Eugene residents express mixed emotions about the death of Osama bin Laden
By Crystal Barce
Reporter, J361 Blog
EUGENE, Ore.—As the news spread across the nation by television news stations and Internet sites, residents in the Amazon neighborhood developed mixed feelings about the news of Osama bin Laden’s death and felt disappointment with the celebrations that occurred shortly after the information was released.
Some residents feared the death would cause more problems and even worsen the war. Those who were familiar with the celebrations in Washington, D.C. and Times Square in New York City felt that although the death was long-awaited, it should be respected.
At The Beanery located on Hilyard Street, customer Greg Packebush expressed his opinions after watching the popular news television station, CNN. He feared that an event of a greater magnitude could possibly occur in the future. Many Americans across the nation participated in celebrations, and although he didn’t watch the footage of the large crowds cheering, Packebush felt that people reacted in a way that was “typical” and “expected.”
“I wish more people would just sit back and just kind of analyze it all before just reacting,” he said.
Also located on Hilyard Street is Burrito Amigos where employee Jessica Guillen had opinions of her own after learning about the event from Facebook. She feels that there are going to be more problems and more war now that the leader is dead. Guillen believed that instead of killing bin Laden, he should have been punished in other ways.
Although Guillen was not able to view the televised celebrations on the other side of the country, she felt that Americans could have handled the news in a different manner that wasn’t so celebratory.
“Be respectful,” she said. “The dead need to be left alone, even though they were bad people. What happened, happened. There’s nothing we can do. We can’t change it. We can’t change time. It changes us.”
Down the street on 30th Avenue is Albertsons where Brenda, a customer who asked that her last name not be included, had similar opinions about the latest news. She felt that the death was “inevitable” and the celebrations were “poor taste.”

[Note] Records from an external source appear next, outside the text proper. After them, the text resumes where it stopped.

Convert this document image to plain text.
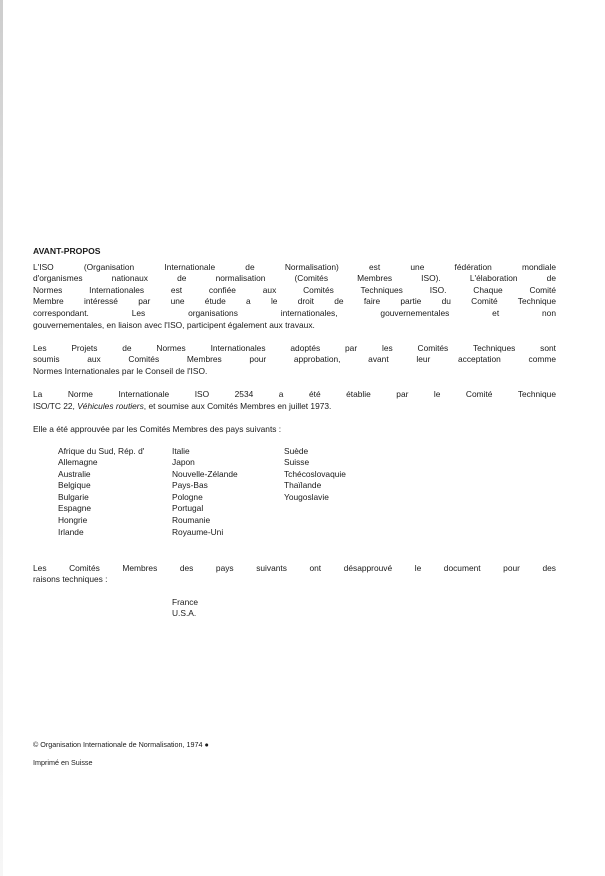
AVANT-PROPOS

L'ISO (Organisation Internationale de Normalisation) est une fédération mondiale
d'organismes nationaux de normalisation (Comités Membres ISO). L'élaboration de
Normes Internationales est confiée aux Comités Techniques ISO. Chaque Comité
Membre intéressé par une étude a le droit de faire partie du Comité Technique
correspondant. Les organisations internationales, gouvernementales et non
gouvernementales, en liaison avec l'ISO, participent également aux travaux.

Les Projets de Normes Internationales adoptés par les Comités Techniques sont
soumis aux Comités Membres pour approbation, avant leur acceptation comme
Normes Internationales par le Conseil de l'ISO.

La Norme Internationale ISO 2534 a été établie par le Comité Technique
ISO/TC 22, Véhicules routiers, et soumise aux Comités Membres en juillet 1973.

Elle a été approuvée par les Comités Membres des pays suivants :

Afrique du Sud, Rép. d'
Allemagne
Australie
Belgique
Bulgarie
Espagne
Hongrie
Irlande
Italie
Japon
Nouvelle-Zélande
Pays-Bas
Pologne
Portugal
Roumanie
Royaume-Uni
Suède
Suisse
Tchécoslovaquie
Thaïlande
Yougoslavie

Les Comités Membres des pays suivants ont désapprouvé le document pour des
raisons techniques :

France
U.S.A.
© Organisation Internationale de Normalisation, 1974 ●
Imprimé en Suisse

“It says poor things for Americans that we’re celebrating the death of another human being,” Brenda said.
She believed that although bin Laden was the “catalyst” for the events of 9/11, he was not the only individual involved. She also provided some perspective by comparing the U.S. celebrations of bin Laden’s death to the celebrations in the Middle East of the killings of American soldiers.
The Amazon neighborhood doesn’t seem to be an area for celebration, unlike the state of New York. Although many are praising the soldiers who killed the terrorist leader after 10 long years of searching, many disagree with how Americans are reacting. Many people may feel the war could be over soon, but others feel the war may be getting worse; only time will tell.